Bishop Taylor encouraged Catholics to attend one two Masses for Life to be held Jan. 21 at the Little Rock Cathedral.
 
Catholic bishops have always taken part in the march and have led prayers, though the event is organized by Arkansas Right to Life. Bishop Andrew J. McDonald of Little Rock, who retired in 2000 and passed away in 2014, supported the establishment of the local March for Life 40 years ago, the diocesan newspaper Arkansas Catholic reports.
 
Arkansas Right to Life sent CNA a Jan. 17 statement saying the march would go on as planned.
 
“Arkansas Right to Life is a single-issue organization dedicated to seeking protection for the lives of innocent unborn children,” it said, voicing hope that everyone who shares its views will “support and attend the march, regardless of their views on other issues in which Arkansas Right to Life does not take a stand.”
 
Bishop Taylor’s letter said he looked forward to seeing as many people possible at the cathedral “as we pray for an end to abortion in this country and that all human life may be protected from the first moment of conception to natural death.”
 
He said the Church teaches “a consistent ethic of life in which human life and human dignity must be protected from the first moment of conception to natural death and every stage in between.”
 
“This means, among other things, that all lives have inherent God-given dignity. Even people who have been sentenced to death possess this dignity, which is why capital punishment must be abolished,” he said.
 
At Little Rock’s 2017 Mass for Life, Taylor wrote that “it is important for us to remember on this right to life weekend that the right to life is a seamless garment encompassing all of life, from the first moment of conception to natural death, and that any violation of human life and human dignity is contrary to our faith and must be actively opposed.”

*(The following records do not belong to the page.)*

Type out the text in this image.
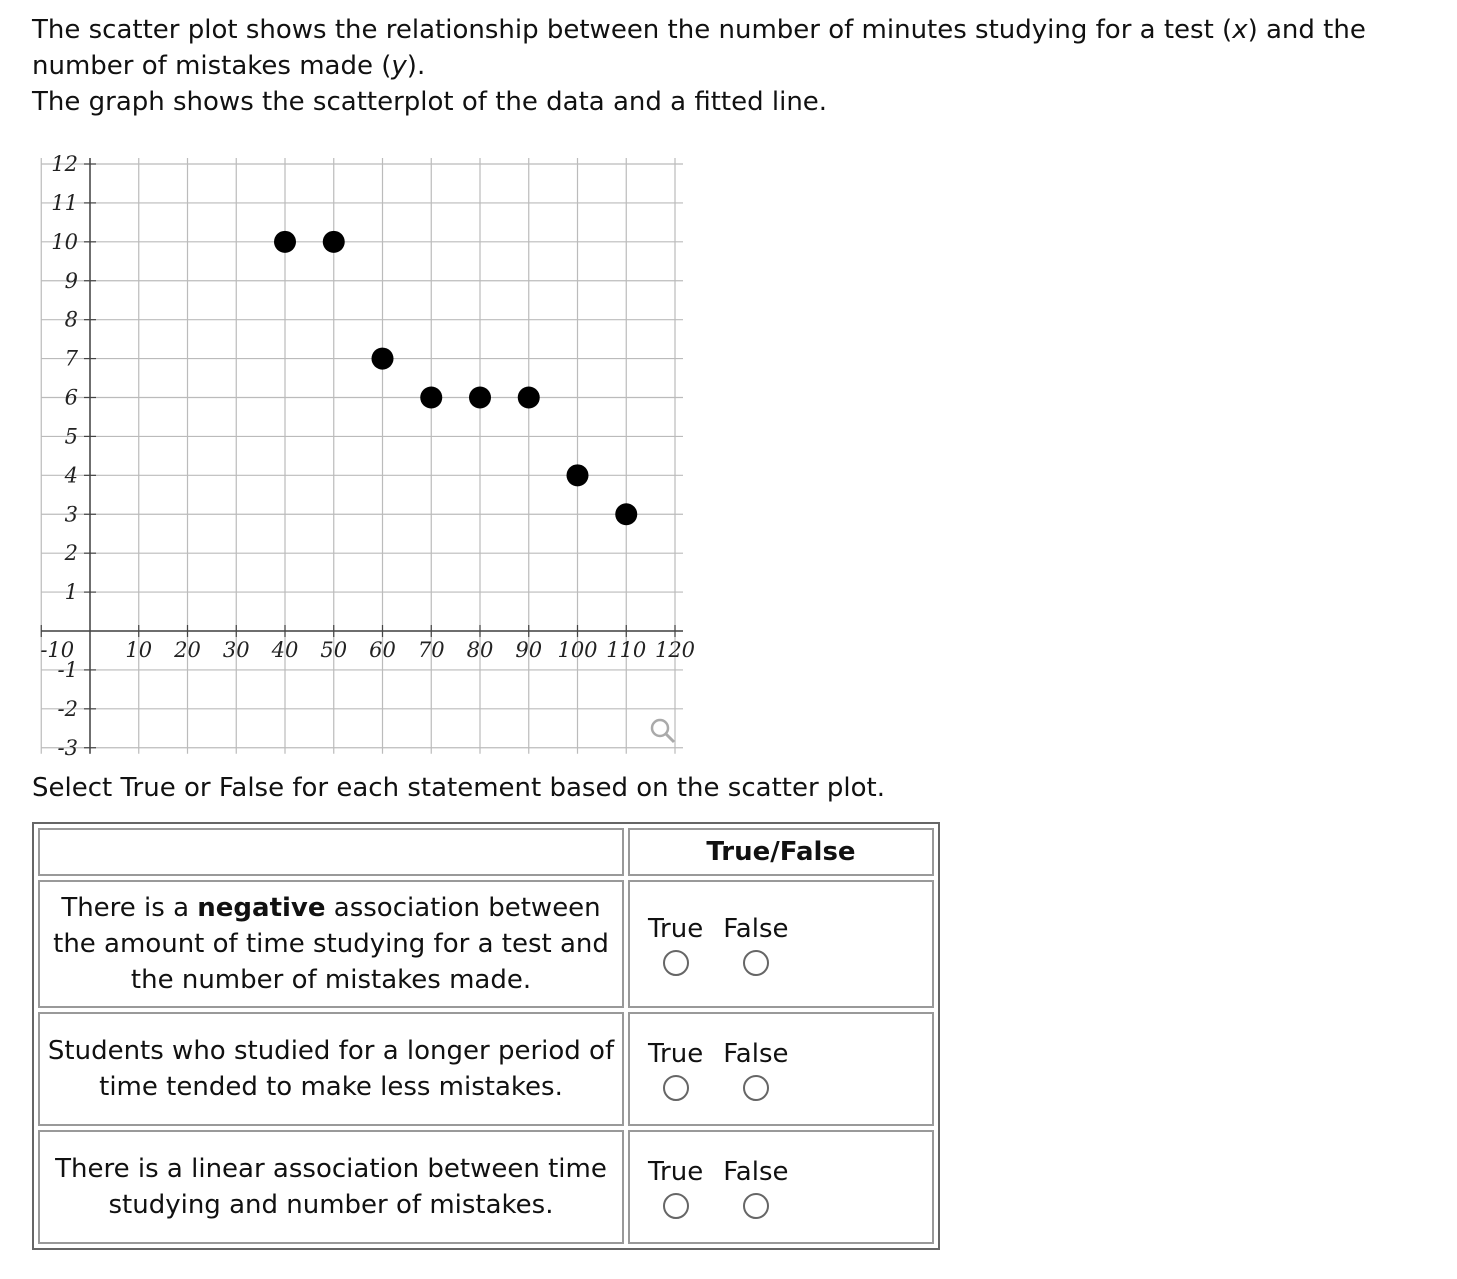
The scatter plot shows the relationship between the number of minutes studying for a test (x) and the number of mistakes made (y).

The graph shows the scatterplot of the data and a fitted line.

-10 10 20 30 40 50 60 70 80 90 100 110 120
12
11
10
9
8
7
6
5
4
3
2
1
-1
-2
-3

Select True or False for each statement based on the scatter plot.

	True/False
There is a negative association between the amount of time studying for a test and the number of mistakes made.	True False

Students who studied for a longer period of time tended to make less mistakes.	True False

There is a linear association between time studying and number of mistakes.	True False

In 2013, he testified against the death penalty before Arkansas Senate Judiciary Committee, saying “no one will be fully secure until we reject everything that threatens human life or degrades human dignity. Jesus’ teaching about the sanctity of life is a seamless garment.”

The term “seamless garment” was popularized by the late Cardinal Joseph Bernardin of Chicago, who advocated that abortion be treated as one issue among others which threaten the dignity of human life, including the treatment of immigrants and the elderly, the death penalty and nuclear proliferation.
 
Bernadin’s view has sometimes been criticized for appearing to diverge from the teachings of Pope St. John Paul II, who said in his 1995 encyclical Evangelium Vitae that “among all the crimes which can be committed against life, procured abortion has characteristics making it particularly serious and deplorable.”
 
The state of Arkansas had initially planned to execute eight inmates before the end of April 2017. Three of the prisoners received stays of execution from the Arkansas Supreme Court, while one received a preliminary injunction from federal district court, the Death Penalty Information Center says.
 
In a March 1, 2017 letter to Gov. Asa Hutchinson, Bishop Taylor had asked the governor to commute eight death sentences to life without parole.
 
“Though guilty of heinous crimes, these men nevertheless retain the God-given dignity of any human life, which must be respected and defended from conception to natural death,” the bishop said.